The findings of an annual survey on direct-to-consumer advertising released in April suggest consumers are becoming less gullible. The national Rodale survey, which polled 1,504 adults from Dec. 28 to Jan. 12, found that among those who asked their doctors about an advertised drug, the portion asking directly for the drug fell to 21 percent — 5 percentage points lower than last year. The poll’s analysts interpret this drop as evidence that consumers are paying less attention to the likely benefits of advertised drugs and more to the potential risks.

Experts also believe consumers are beginning to take steps to weed through the marketing mumbo jumbo and find the most effective drug at the best price. The new drug information Web site — — launched in December by Consumers Union racks up between 2,000 and 5,000 visits a day, according to Gail Shearer, the program’s project director.

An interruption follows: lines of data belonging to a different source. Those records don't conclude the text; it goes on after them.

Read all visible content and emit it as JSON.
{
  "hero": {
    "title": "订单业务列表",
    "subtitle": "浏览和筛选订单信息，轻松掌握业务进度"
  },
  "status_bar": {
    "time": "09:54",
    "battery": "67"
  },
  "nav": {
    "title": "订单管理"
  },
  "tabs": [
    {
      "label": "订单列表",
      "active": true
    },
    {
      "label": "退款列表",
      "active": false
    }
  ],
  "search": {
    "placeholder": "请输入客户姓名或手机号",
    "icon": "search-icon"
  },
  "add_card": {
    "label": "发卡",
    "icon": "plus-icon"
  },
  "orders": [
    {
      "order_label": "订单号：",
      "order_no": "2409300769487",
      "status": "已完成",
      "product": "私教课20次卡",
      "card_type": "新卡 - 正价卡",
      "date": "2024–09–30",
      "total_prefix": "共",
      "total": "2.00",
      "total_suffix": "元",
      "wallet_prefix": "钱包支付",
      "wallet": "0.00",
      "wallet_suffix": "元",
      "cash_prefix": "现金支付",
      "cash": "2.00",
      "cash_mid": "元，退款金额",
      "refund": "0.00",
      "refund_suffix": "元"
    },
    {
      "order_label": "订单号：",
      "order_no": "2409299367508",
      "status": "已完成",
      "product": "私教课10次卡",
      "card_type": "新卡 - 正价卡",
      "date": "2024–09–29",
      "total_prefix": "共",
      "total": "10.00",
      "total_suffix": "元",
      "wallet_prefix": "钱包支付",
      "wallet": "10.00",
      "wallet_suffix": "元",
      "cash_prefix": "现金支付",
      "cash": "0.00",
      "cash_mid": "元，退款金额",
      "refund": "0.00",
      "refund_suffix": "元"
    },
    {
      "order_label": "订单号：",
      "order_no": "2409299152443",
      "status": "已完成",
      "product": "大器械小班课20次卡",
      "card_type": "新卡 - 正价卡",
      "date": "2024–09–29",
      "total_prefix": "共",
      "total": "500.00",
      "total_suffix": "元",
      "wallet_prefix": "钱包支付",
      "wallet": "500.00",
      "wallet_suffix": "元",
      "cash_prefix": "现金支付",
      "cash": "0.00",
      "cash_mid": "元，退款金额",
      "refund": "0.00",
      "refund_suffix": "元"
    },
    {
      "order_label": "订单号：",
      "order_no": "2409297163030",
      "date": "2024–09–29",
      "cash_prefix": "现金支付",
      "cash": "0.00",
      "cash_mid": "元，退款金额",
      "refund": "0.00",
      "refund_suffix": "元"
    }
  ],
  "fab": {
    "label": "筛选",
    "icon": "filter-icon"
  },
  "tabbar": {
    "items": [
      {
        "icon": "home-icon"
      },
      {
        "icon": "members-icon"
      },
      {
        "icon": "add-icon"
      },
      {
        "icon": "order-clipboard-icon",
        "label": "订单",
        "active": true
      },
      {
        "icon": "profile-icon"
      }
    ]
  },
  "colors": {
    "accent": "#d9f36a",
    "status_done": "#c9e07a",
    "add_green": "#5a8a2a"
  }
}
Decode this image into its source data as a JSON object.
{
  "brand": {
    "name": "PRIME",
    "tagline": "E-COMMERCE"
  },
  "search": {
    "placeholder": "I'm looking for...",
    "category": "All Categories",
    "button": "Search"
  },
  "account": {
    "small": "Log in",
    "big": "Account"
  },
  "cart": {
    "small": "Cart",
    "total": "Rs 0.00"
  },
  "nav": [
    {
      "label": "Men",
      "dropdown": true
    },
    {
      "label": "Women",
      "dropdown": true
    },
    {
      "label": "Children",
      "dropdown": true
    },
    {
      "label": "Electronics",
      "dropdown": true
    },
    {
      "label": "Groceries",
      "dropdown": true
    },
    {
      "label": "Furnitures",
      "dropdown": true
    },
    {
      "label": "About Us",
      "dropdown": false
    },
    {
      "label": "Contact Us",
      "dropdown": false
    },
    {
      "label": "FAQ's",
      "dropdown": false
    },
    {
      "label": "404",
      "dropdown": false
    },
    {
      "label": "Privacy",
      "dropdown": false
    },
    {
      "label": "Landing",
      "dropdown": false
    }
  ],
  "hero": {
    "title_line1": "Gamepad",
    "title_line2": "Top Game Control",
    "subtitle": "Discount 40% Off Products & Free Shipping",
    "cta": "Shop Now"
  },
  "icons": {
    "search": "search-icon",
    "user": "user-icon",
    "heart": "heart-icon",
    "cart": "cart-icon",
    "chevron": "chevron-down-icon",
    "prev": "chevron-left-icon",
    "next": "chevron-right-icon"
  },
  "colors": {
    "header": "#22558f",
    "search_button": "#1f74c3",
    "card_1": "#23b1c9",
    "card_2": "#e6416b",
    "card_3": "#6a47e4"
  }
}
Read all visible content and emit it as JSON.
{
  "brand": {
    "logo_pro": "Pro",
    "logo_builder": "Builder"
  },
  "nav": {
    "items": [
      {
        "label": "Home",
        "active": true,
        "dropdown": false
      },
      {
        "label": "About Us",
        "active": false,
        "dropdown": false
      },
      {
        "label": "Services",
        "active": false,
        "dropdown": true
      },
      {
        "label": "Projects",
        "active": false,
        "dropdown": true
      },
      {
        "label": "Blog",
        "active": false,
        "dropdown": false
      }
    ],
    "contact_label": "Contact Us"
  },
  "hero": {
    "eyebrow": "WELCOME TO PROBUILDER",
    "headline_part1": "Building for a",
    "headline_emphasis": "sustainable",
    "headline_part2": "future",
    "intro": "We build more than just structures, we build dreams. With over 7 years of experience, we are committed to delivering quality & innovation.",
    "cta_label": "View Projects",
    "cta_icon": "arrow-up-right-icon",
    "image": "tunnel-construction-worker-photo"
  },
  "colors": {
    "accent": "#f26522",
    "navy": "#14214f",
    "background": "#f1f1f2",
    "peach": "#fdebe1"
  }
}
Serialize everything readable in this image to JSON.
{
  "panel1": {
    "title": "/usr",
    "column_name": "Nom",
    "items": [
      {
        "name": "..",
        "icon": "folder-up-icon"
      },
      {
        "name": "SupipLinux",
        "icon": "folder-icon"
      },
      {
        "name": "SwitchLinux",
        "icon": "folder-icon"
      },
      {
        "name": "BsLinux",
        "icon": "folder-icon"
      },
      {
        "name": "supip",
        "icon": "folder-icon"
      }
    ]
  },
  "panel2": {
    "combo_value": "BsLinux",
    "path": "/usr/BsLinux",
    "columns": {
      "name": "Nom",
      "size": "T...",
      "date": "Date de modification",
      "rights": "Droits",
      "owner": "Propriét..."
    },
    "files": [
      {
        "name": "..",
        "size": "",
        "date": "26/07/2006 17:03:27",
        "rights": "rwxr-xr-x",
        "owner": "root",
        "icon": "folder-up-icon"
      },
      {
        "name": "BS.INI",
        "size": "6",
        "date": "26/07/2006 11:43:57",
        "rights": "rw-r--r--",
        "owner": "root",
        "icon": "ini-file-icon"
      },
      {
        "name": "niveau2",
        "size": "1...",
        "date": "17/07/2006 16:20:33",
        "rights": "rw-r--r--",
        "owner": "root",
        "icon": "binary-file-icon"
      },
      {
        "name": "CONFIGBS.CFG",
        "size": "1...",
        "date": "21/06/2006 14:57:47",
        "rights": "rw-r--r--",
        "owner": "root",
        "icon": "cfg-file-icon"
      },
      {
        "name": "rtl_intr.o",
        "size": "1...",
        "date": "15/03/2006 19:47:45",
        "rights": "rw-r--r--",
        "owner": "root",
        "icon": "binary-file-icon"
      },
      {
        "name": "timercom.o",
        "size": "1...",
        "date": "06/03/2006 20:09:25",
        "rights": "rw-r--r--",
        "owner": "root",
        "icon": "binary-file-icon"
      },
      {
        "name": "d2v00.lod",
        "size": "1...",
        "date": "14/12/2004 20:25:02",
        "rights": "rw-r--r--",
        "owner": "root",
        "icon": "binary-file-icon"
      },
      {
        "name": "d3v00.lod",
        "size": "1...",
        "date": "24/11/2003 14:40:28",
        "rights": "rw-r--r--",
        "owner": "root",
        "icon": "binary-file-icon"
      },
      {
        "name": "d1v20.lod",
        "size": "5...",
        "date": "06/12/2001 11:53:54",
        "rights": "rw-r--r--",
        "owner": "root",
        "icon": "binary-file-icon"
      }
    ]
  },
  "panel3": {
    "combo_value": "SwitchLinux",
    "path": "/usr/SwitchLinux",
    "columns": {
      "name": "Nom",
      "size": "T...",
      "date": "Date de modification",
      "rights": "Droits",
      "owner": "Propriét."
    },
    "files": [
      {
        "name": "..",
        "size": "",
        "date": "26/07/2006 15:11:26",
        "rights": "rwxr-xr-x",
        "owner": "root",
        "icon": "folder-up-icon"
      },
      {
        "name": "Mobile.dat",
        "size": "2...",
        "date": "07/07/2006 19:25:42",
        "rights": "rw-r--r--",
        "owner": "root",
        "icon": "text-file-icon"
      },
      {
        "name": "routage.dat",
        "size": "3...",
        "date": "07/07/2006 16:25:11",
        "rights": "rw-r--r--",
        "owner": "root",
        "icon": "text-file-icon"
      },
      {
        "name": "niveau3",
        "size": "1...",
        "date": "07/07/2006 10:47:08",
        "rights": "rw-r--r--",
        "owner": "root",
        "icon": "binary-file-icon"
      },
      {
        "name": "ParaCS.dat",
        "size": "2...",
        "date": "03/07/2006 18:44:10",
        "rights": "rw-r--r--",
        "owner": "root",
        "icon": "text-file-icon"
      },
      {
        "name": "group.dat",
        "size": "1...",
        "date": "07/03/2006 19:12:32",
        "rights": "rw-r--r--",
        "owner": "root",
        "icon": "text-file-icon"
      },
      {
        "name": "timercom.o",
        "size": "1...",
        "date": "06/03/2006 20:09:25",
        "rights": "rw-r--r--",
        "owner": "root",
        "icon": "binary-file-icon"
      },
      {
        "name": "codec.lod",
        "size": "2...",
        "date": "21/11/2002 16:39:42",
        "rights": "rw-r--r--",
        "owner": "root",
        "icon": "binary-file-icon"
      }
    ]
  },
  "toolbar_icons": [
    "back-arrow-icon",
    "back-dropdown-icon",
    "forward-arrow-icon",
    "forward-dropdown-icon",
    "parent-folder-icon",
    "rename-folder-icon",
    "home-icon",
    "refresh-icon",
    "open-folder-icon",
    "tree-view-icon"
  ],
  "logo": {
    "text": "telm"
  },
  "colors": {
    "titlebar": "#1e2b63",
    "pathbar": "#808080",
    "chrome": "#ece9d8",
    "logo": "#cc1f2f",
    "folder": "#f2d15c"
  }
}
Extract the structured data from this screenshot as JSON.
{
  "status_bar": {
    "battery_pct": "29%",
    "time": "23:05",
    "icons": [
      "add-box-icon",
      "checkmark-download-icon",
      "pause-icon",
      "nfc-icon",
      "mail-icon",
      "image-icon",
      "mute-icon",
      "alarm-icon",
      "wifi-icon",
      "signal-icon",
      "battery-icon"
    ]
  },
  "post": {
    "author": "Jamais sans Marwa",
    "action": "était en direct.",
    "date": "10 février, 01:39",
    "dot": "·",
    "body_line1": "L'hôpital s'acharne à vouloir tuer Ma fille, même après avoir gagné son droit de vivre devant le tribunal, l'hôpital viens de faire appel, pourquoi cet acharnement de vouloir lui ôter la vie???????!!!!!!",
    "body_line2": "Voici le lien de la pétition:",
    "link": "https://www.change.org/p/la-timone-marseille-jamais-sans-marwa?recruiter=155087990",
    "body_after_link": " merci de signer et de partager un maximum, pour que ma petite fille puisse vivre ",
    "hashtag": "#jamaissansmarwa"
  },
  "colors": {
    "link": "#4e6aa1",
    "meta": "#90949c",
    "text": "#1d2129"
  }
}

The site compares the effectiveness and cost of drugs for prevalent health problems including high blood pressure, high cholesterol, pain and depression. The underlying source of analysis for the site is the Drug Effectiveness Review Project, a highly-regarded, evidence-based review of clinical effectiveness carried out by Oregon Health and Science University. Twelve states use this same data to choose which drugs to make available in their markets.

But in the end, the real question is about pharmaceutical innovation. While me-toos fill the development pipeline, the benefits flow largely to the haves of this world. Few resources go toward drugs targeting diseases that primarily affect developing nations. So, what about the rest of the world?